We lost a friend recently who we were just getting to know. Darby Penney, who lived a stone’s throw from our garden at Albany High School, passed away on Oct. 11. She learned of the Vegetable Project through Facebook, made a couple of financial contributions, bought seeds in one of our fundraisers and wrote some copy about particular vegetables for garden bed signs before we actually met her in May 2020.

And then she pulled weeds, planted seeds and generally helped out in our Albany High and Myers Middle School gardens over the following year and a couple of months. She lamented at times that chemotherapy treatment she was receiving seemed to create a “brain fog.” She appeared reasonably robust at other times. But she always said that she enjoyed spending time at the garden and visiting with our volunteers.

It was always a pleasure to see and chat with Darby. She was thoughtful, opinionated, interested in what we were doing, interested in events around the world and interesting herself. She said she had done some work in the mental health field. Sadly, however, we missed opportunities to ask her enough questions to learn what that meant, let alone about her remarkable life. And thus, we missed all opportunities to learn from Darby’s remarkable life.
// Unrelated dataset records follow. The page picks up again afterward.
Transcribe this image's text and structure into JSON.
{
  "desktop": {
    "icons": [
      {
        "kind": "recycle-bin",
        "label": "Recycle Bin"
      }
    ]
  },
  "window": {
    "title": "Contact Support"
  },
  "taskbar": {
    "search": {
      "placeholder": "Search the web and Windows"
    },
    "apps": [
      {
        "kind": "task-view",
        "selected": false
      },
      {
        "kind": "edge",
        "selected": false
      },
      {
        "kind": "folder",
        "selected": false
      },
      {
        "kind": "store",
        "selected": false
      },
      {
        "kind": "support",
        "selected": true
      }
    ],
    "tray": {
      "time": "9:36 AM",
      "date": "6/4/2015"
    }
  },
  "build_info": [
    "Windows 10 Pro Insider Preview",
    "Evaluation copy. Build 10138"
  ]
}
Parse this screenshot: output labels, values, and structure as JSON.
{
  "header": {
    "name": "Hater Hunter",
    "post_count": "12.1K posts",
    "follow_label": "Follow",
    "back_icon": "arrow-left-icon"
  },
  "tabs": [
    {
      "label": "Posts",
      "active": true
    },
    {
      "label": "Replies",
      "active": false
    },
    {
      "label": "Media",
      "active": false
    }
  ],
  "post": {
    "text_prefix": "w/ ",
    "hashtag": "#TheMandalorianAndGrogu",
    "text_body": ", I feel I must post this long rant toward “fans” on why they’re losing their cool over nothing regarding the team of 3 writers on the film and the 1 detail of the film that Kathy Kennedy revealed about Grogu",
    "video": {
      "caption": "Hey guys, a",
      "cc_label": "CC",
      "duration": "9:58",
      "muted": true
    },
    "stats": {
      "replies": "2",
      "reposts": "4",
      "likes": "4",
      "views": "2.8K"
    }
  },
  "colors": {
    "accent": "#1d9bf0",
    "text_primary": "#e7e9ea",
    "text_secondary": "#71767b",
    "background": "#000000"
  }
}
So maybe the best we can say is that we’re grateful for the chance to meet someone who felt like a kindred spirit from the first moment. And that we will always try to do better at getting to know the people we cross paths with.

The New York Times, under the headline the other day, “Darby Penney, prominent crusader for better psychiatric care, dies at 68,” described work on behalf of marginalized people, people who were involuntarily committed to psychiatric institutions, that began with the discovery of belongings of deceased patients at the Willard Psychiatric Center in the Finger Lakes region of New York. Working with medical records and suitcases full of clothing, photographs, papers and other personal items, Darby, then employed by the state Office of Mental Health, pieced together identities of people buried in unmarked graves at what was originally known as Willard Asylum for the Chronic Insane. From there, she embarked on years of advocacy for people in places like Willard.
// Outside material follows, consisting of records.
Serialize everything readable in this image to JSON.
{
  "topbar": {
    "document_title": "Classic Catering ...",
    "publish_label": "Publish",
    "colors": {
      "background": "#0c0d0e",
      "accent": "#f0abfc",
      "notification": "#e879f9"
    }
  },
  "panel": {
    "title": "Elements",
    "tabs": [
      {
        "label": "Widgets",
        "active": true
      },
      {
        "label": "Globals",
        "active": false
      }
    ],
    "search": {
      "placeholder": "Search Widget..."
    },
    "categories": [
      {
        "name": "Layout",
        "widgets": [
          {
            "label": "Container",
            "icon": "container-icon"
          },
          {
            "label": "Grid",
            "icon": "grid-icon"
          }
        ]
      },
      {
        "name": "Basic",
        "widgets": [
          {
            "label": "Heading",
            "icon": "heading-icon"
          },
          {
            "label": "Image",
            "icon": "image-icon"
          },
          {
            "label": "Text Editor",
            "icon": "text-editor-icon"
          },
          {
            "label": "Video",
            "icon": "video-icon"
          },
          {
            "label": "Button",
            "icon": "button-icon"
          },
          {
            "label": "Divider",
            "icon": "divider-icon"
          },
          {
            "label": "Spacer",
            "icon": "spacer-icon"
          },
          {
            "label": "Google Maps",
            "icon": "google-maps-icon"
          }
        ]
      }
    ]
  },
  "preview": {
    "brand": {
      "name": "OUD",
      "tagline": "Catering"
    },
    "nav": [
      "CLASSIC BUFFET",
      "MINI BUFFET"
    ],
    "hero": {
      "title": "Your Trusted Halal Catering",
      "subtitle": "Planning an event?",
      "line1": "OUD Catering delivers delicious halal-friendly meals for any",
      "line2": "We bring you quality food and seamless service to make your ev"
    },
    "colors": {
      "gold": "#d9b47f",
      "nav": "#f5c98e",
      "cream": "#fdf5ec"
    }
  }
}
“Darby felt that being in the system wasn’t always the best place for a patient to be,” the Times obituary quoted a friend saying. “That can be a place where they’re not listened to and are just told to take their meds.” We will never know, but maybe Darby saw a parallel when we explained that the Vegetable Project was driven by the thought that there must be a better way to engage disaffected students than to utter the refrain they hear so often: “Sit down and be quiet and look up at the front of the room.”

Condolences to Darby’s family and friends who knew her much longer than we did. And thanks, Darby, for caring about the dignity of people at the margins of our communities.